Diesem sanfteren Vorgehen kann ich aktuell mehr abgewinnen als dem von einem Extrem ins andere Extrem driftenden Benehmen einiger Schweizerinnen und Schweizer.  Selbst wenn die Schweiz beinahe Virus frei zu sein scheint.

Vorteil für Schweden?

Die Frage, die mich aktuell umtreibt: Wird Schweden wenigstens Runde zwei besser überstehen – sollte es im Herbst oder im Winter zu einer zweiten Welle kommen? Schliesslich hat die Schweiz die Welle künstlich gedrückt.

Man müsste an sich davon ausgehen können. Und trotzdem ist dies alles andere als sicher.

Gemäss jüngster Studie (Stand Anfang Mai) sind gerade einmal bei knapp 10 Prozent der Bevölkerung im Hot-Spot Stockholm Anti-Körper im Blut gefunden worden.

Falls diese Zahl stimmt, hat Schweden gleich in mehrfacher Hinsicht auf die falsche Strategie gesetzt. 

  • Obschon Gastronomie und Geschäfte nie geschlossen waren, leidet auch Schweden in wirtschaftlicher Hinsicht massiv unter der Pandemie. 
  • Die hohe Mortalitätsrate und die verhältnismässig hohe Zahl an Neu-Infektionen haben die Nachbarstaaten Dänemark, Finnland und Norwegen dazu veranlasst, einer Öffnung der Grenzen zu Schweden skeptisch gegenüberzustehen. Das ist schlecht fürs Image.
  • Sollten tatsächlich erst knapp 10 Prozent der Stockholmerinnen und Stockholmer Anti-Körper im Blut haben, würde eine zweite Welle vor Schweden nicht Halt machen.

Kurz gesagt: Die Schweden tun mir im Augenblick leid.

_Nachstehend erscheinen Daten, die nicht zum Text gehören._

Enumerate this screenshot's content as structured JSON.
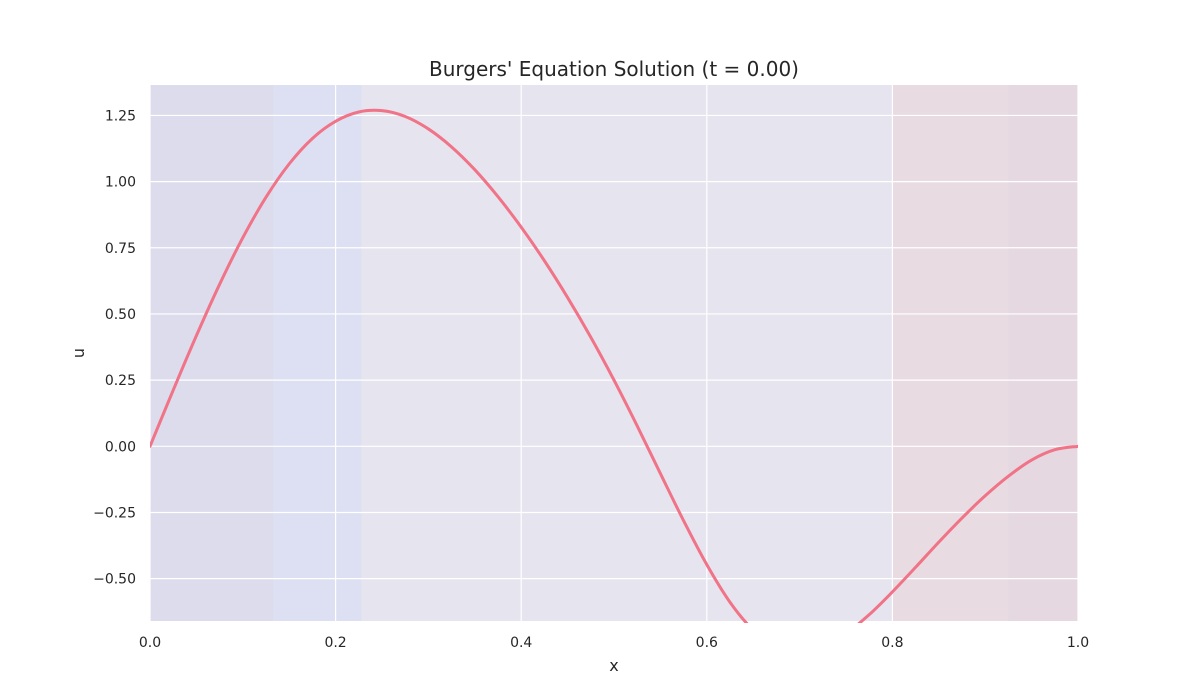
{
  "chart_data": {
    "type": "line",
    "title": "Burgers' Equation Solution (t = 0.00)",
    "xlabel": "x",
    "ylabel": "u",
    "xlim": [
      0.0,
      1.0
    ],
    "ylim": [
      -0.66,
      1.365
    ],
    "x_ticks": [
      0.0,
      0.2,
      0.4,
      0.6,
      0.8,
      1.0
    ],
    "x_tick_labels": [
      "0.0",
      "0.2",
      "0.4",
      "0.6",
      "0.8",
      "1.0"
    ],
    "y_ticks": [
      -0.5,
      -0.25,
      0.0,
      0.25,
      0.5,
      0.75,
      1.0,
      1.25
    ],
    "y_tick_labels": [
      "−0.50",
      "−0.25",
      "0.00",
      "0.25",
      "0.50",
      "0.75",
      "1.00",
      "1.25"
    ],
    "grid": true,
    "style": {
      "plot_background": "#eae8f0",
      "grid_color": "#ffffff",
      "line_color": "#f07387"
    },
    "background_bands": [
      {
        "x0": 0.0,
        "x1": 0.133,
        "color": "#dcdcec"
      },
      {
        "x0": 0.133,
        "x1": 0.228,
        "color": "#dde0f2"
      },
      {
        "x0": 0.228,
        "x1": 0.8,
        "color": "#e6e4ee"
      },
      {
        "x0": 0.8,
        "x1": 0.925,
        "color": "#e8dce2"
      },
      {
        "x0": 0.925,
        "x1": 1.0,
        "color": "#e5d8e0"
      }
    ],
    "series": [
      {
        "x": [
          0.0,
          0.025,
          0.05,
          0.075,
          0.1,
          0.125,
          0.15,
          0.175,
          0.2,
          0.225,
          0.25,
          0.275,
          0.3,
          0.325,
          0.35,
          0.375,
          0.4,
          0.425,
          0.45,
          0.475,
          0.5,
          0.525,
          0.55,
          0.575,
          0.6,
          0.625,
          0.65,
          0.675,
          0.7,
          0.725,
          0.75,
          0.775,
          0.8,
          0.825,
          0.85,
          0.875,
          0.9,
          0.925,
          0.95,
          0.975,
          1.0
        ],
        "values": [
          0.0,
          0.212,
          0.418,
          0.612,
          0.788,
          0.941,
          1.067,
          1.163,
          1.228,
          1.263,
          1.268,
          1.246,
          1.199,
          1.131,
          1.045,
          0.943,
          0.828,
          0.701,
          0.562,
          0.412,
          0.25,
          0.077,
          -0.103,
          -0.281,
          -0.447,
          -0.589,
          -0.694,
          -0.757,
          -0.776,
          -0.756,
          -0.707,
          -0.636,
          -0.55,
          -0.457,
          -0.362,
          -0.271,
          -0.187,
          -0.113,
          -0.052,
          -0.013,
          0.0
        ]
      }
    ]
  }
}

Allerdings ist es zu früh, jetzt den Kopf in den Sand zu stecken. Noch weiss niemand, wie lange der Wettlauf dauern wird.

Gut möglich, dass sich der Mut der Schweden letztlich doch noch ausbezahlen wird. Wie sagt der Schwedische Staatsepidemiologe: „Wir stellen uns auf einen langen Weg ein.“ Und hierfür eigne sich Schwedens Strategie besser als mit kompletten Lockdowns, die für immensen Schaden sorgten.

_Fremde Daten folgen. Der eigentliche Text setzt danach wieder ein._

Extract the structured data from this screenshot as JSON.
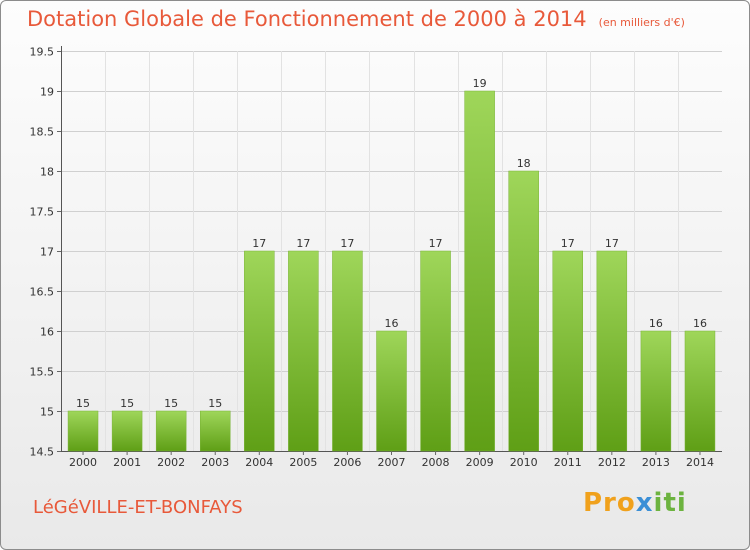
{
  "header": {
    "title": "Dotation Globale de Fonctionnement de 2000 à 2014",
    "unit": "(en milliers d'€)"
  },
  "footer": {
    "commune": "LéGéVILLE-ET-BONFAYS",
    "logo_parts": [
      "Pro",
      "x",
      "iti"
    ]
  },
  "colors": {
    "bar_top": "#9fd65a",
    "bar_bottom": "#5f9f16",
    "title": "#e8593a"
  },
  "chart_data": {
    "type": "bar",
    "title": "Dotation Globale de Fonctionnement de 2000 à 2014",
    "xlabel": "",
    "ylabel": "",
    "categories": [
      "2000",
      "2001",
      "2002",
      "2003",
      "2004",
      "2005",
      "2006",
      "2007",
      "2008",
      "2009",
      "2010",
      "2011",
      "2012",
      "2013",
      "2014"
    ],
    "values": [
      15,
      15,
      15,
      15,
      17,
      17,
      17,
      16,
      17,
      19,
      18,
      17,
      17,
      16,
      16
    ],
    "value_labels": [
      "15",
      "15",
      "15",
      "15",
      "17",
      "17",
      "17",
      "16",
      "17",
      "19",
      "18",
      "17",
      "17",
      "16",
      "16"
    ],
    "ylim": [
      14.5,
      19.5
    ],
    "yticks": [
      14.5,
      15,
      15.5,
      16,
      16.5,
      17,
      17.5,
      18,
      18.5,
      19,
      19.5
    ],
    "ytick_labels": [
      "14.5",
      "15",
      "15.5",
      "16",
      "16.5",
      "17",
      "17.5",
      "18",
      "18.5",
      "19",
      "19.5"
    ],
    "grid": true
  }
}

Als Schweizerin mit Gastrecht in Schweden hoffe ich für beide Länder, dass sie bestmöglich aus dieser schwierigen Zeit herausfinden werden – mit der zum jeweiligen Land  passenden Strategie.

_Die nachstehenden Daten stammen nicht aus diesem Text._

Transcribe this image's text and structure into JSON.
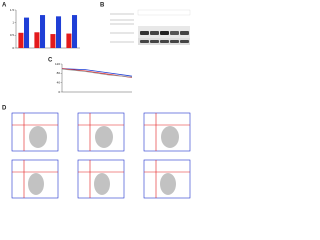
{
  "panel_labels": [
    "A",
    "B",
    "C",
    "D"
  ],
  "chart_data": [
    {
      "type": "bar",
      "categories": [
        null,
        null,
        null,
        null
      ],
      "series": [
        {
          "color": "#e31a1c",
          "values": [
            0.6,
            0.62,
            0.55,
            0.57
          ]
        },
        {
          "color": "#1f3fd6",
          "values": [
            1.2,
            1.3,
            1.25,
            1.3
          ]
        }
      ],
      "ylim": [
        0,
        1.5
      ],
      "yticks": [
        0,
        0.5,
        1,
        1.5
      ]
    },
    {
      "type": "line",
      "x": [
        0,
        1,
        2,
        3
      ],
      "xlim": [
        0,
        3
      ],
      "series": [
        {
          "color": "#1f3fd6",
          "values": [
            100,
            96,
            82,
            68
          ]
        },
        {
          "color": "#e31a1c",
          "values": [
            100,
            90,
            76,
            62
          ]
        },
        {
          "color": "#999999",
          "values": [
            98,
            88,
            73,
            64
          ]
        }
      ],
      "ylim": [
        0,
        120
      ],
      "yticks": [
        0,
        40,
        80,
        120
      ]
    }
  ]
}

Denn Schweden ist nun einmal nicht die Schweiz und die Schweiz nicht Schweden. Dies fängt damit an, dass die Eidgenossenschaft umringt ist von aktuell stark unter der Pandemie leidenden Ländern und hört damit auf, dass Social Distancing im riesigen Schweden um einiges einfacher zu bewerkstelligen ist als in der kleinen Schweiz mit seiner ungleich höheren Bevölkerungsdichte.